Contact 6's hidden camera was taken to local car dealerships looking for a cheap and reliable vehicle -- and also two things -- the Wisconsin buyer's guide stuck to the front window, which is supposed to disclose any problems with the vehicle and is required by law -- and whether the dealership will let Contact 6 take the car off the lot and to a mechanic.
Taking the vehicle to a mechanic is not required by law, but having the car checked out by someone you trust has always been recommended by Contact 6 and others like the consumer website DMV.org.
Peter Bilgo was the mechanic chosen for this story by the Wisconsin Better Business Bureau.

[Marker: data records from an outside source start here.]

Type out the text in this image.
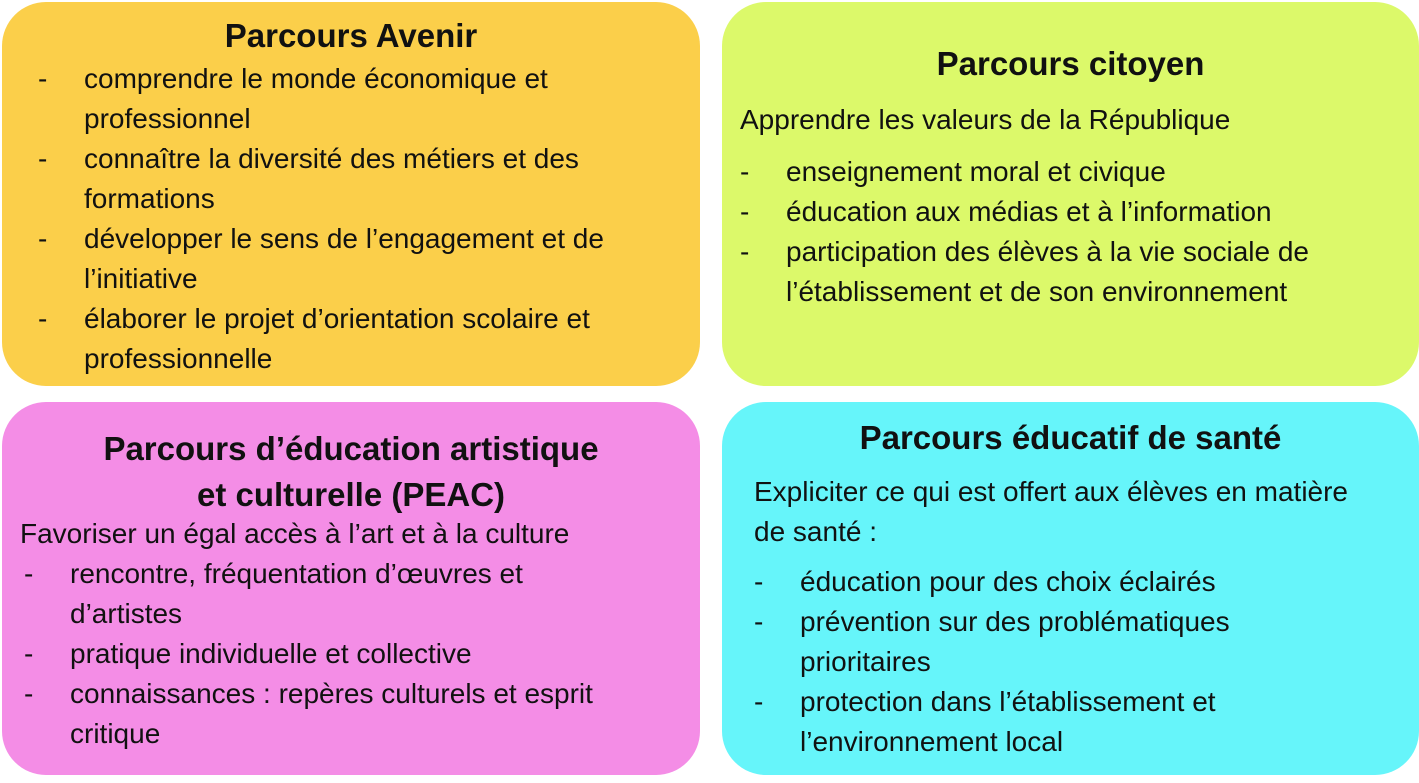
Parcours Avenir
- comprendre le monde économique et professionnel
- connaître la diversité des métiers et des formations
- développer le sens de l’engagement et de l’initiative
- élaborer le projet d’orientation scolaire et professionnelle
Parcours citoyen

Apprendre les valeurs de la République

- enseignement moral et civique
- éducation aux médias et à l’information
- participation des élèves à la vie sociale de l’établissement et de son environnement
Parcours d’éducation artistique
et culturelle (PEAC)

Favoriser un égal accès à l’art et à la culture

- rencontre, fréquentation d’œuvres et d’artistes
- pratique individuelle et collective
- connaissances : repères culturels et esprit critique
Parcours éducatif de santé

Expliciter ce qui est offert aux élèves en matière de santé :

- éducation pour des choix éclairés
- prévention sur des problématiques prioritaires
- protection dans l’établissement et l’environnement local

"It's always buyer-beware, and the responsibility is on the person who's buying the car to ask permission, to have it checked, and make the sale contingent upon mechanic approval," Bilgo said.
At Tender Car Auto Sales, Contact 6 spotted a 2000 Nissan Maxima with 160,000 miles on it.

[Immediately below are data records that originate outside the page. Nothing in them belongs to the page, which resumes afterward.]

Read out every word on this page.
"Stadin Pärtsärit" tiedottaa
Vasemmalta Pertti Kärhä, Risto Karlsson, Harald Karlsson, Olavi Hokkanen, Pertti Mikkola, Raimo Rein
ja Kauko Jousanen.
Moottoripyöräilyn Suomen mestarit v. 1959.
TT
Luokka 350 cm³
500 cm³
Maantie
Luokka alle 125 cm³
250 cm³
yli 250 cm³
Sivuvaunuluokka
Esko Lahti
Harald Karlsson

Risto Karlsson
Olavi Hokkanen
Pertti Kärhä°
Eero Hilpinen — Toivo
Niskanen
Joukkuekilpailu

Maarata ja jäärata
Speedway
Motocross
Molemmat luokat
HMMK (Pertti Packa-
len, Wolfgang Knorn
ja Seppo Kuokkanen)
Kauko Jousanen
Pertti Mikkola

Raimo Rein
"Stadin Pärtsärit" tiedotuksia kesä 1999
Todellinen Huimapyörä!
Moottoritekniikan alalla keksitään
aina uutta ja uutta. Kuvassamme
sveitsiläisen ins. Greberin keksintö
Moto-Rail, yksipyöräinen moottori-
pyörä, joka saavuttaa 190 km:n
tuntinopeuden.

The buyer's guide was in the window, and as for an off-site inspection by a mechanic?
"Well usually that doesn't...for a test drive, though, that doesn't cover under our insurance. Test drive's only supposed to be like 10 minutes long," the Tender Car Auto Sales employee told FOX6 News.
The employee says the car cannot leave the lot for an inspection, but says the mechanic can come to the site.
There were no problems taking the car off the lot at Auto House in Waukesha. A salesperson showed Contact 6 a 1994 Buick Sentry with 120,000 miles on it and the buyer's guide in the window.
An employee at the Auto House allowed Contact 6 to take the car from the lot in Waukesha nearly 20 miles to Bilgo's shop on Milwaukee's East Side for the inspection.
Distance was an issue at Badger Auto Sales near 76th and Hampton, where Contact 6 spotted a 1998 Camaro. The car didn't have a buyer's guide or a price tag on it -- along with several other cars spotted on the lot.
As for an inspection, and employee says it depends on where the mechanic is at, and how long it will be.
A spokesperson later told Contact 6 they refuse to let cars leave the lot, but the business guarantees its cars 100 percent for 30 days.
On Milwaukee's north side, the salesperson at Auto-Wise lets Contact 6 take a 2002 Dodge Neon with 152,000 miles on it to the mechanic. Taking a look, the mechanic finds rusted out tire rods that help steer the car.
"It's not in terrible shape, but there are a couple issues that need to be addressed with it," the mechanic says.
Contact 6 tells the salesperson about the issues, and he makes an offer.
"If it costs $200 to fix it over there, I'll take off $300. We'll do it that way," the employee says.
A pretty fair deal -- and it goes to show how important it is to make sure you are comfortable with your purchase.
"There's a lot of dealerships out there. If you don't have a good feeling at one, there's always another one down the road," Bilgo said.
In the state of Wisconsin, used cars are usually sold "as is," which means you can buy it, drive it off the lot and the engine falls out, and there is nothing anybody can do for you.
That's why you have to have your own mechanic check the vehicle out first. If the dealer says they will give you a guarantee or fix a problem after you buy it, make sure you get it in writing!